Quantitative analysis of platelet surface HLA by W6/32 anti-HLA monoclonal antibody

Abstract

Class I molecules of human major histocompatibility complex (HLA) are the most important antigenic system in determining the survival of transfused platelets in alloimmunized patients. Platelets with reduced expression of a specific type of HLA antigen may escape specific anti- HLA antibody-mediated destruction. By using 125I-labeled Fab fragments of W6/32 anti-HLA monoclonal antibody and competitive protein binding assays, we measured the range of total HLA concentrations on platelets.
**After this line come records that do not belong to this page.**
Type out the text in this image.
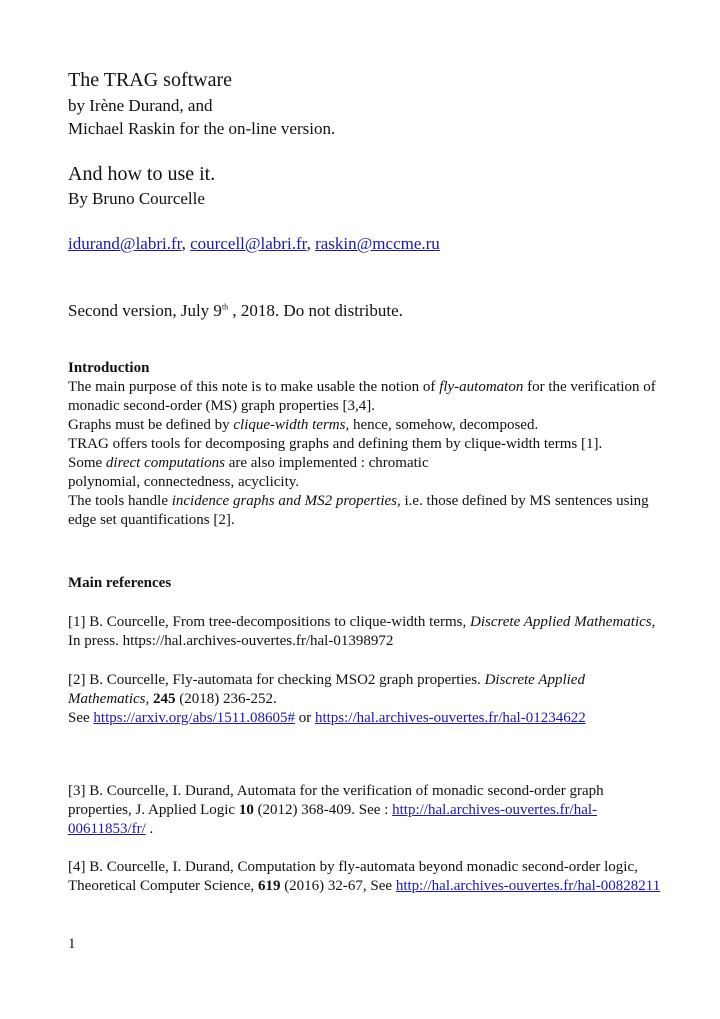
The TRAG software
by Irène Durand, and
Michael Raskin for the on-line version.
And how to use it.
By Bruno Courcelle
idurand@labri.fr, courcell@labri.fr, raskin@mccme.ru
Second version, July 9th , 2018. Do not distribute.
Introduction

The main purpose of this note is to make usable the notion of fly-automaton for the verification of monadic second-order (MS) graph properties [3,4].

Graphs must be defined by clique-width terms, hence, somehow, decomposed.

TRAG offers tools for decomposing graphs and defining them by clique-width terms [1].

Some direct computations are also implemented : chromatic
polynomial, connectedness, acyclicity.

The tools handle incidence graphs and MS2 properties, i.e. those defined by MS sentences using edge set quantifications [2].

Main references
[1] B. Courcelle, From tree-decompositions to clique-width terms, Discrete Applied Mathematics, In press. https://hal.archives-ouvertes.fr/hal-01398972
[2] B. Courcelle, Fly-automata for checking MSO2 graph properties. Discrete Applied Mathematics, 245 (2018) 236-252.
See https://arxiv.org/abs/1511.08605# or https://hal.archives-ouvertes.fr/hal-01234622
[3] B. Courcelle, I. Durand, Automata for the verification of monadic second-order graph properties, J. Applied Logic 10 (2012) 368-409. See : http://hal.archives-ouvertes.fr/hal-00611853/fr/ .
[4] B. Courcelle, I. Durand, Computation by fly-automata beyond monadic second-order logic, Theoretical Computer Science, 619 (2016) 32-67, See http://hal.archives-ouvertes.fr/hal-00828211
1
In 12 individuals examined, the mean number of HLA-A, B, and C molecules per platelet was 81,587 +/- 20,016 (mean +/- SD); its range was between 54,782 to 116,185 molecules per platelet. After treatment with chloroquine, 79.9 +/- 7.0% (mean +/- SD, n = 6) of HLA antigens were removed from platelets as determined by binding of 125I-W6/32 Fab. A similar result was obtained when HLA antigens on chloroquine-treated platelets were evaluated with immunofluorescence flow cytometry. In contrast, chloroquine treatment did not remove integral membrane protein such as P1A1 antigens on platelets. The presence of HLA antigens in the chloroquine eluate of platelets could be demonstrated to contain HLA antigens similar in mol wts to intact class I molecules by an immunoblotting technique. These data suggest that 70% to 80% of platelet HLA antigens are adsorbed and that such HLA antigens are not proteolytic products of integral membrane class I molecules. The origin of the adsorbed platelet HLA-antigens remains to be determined.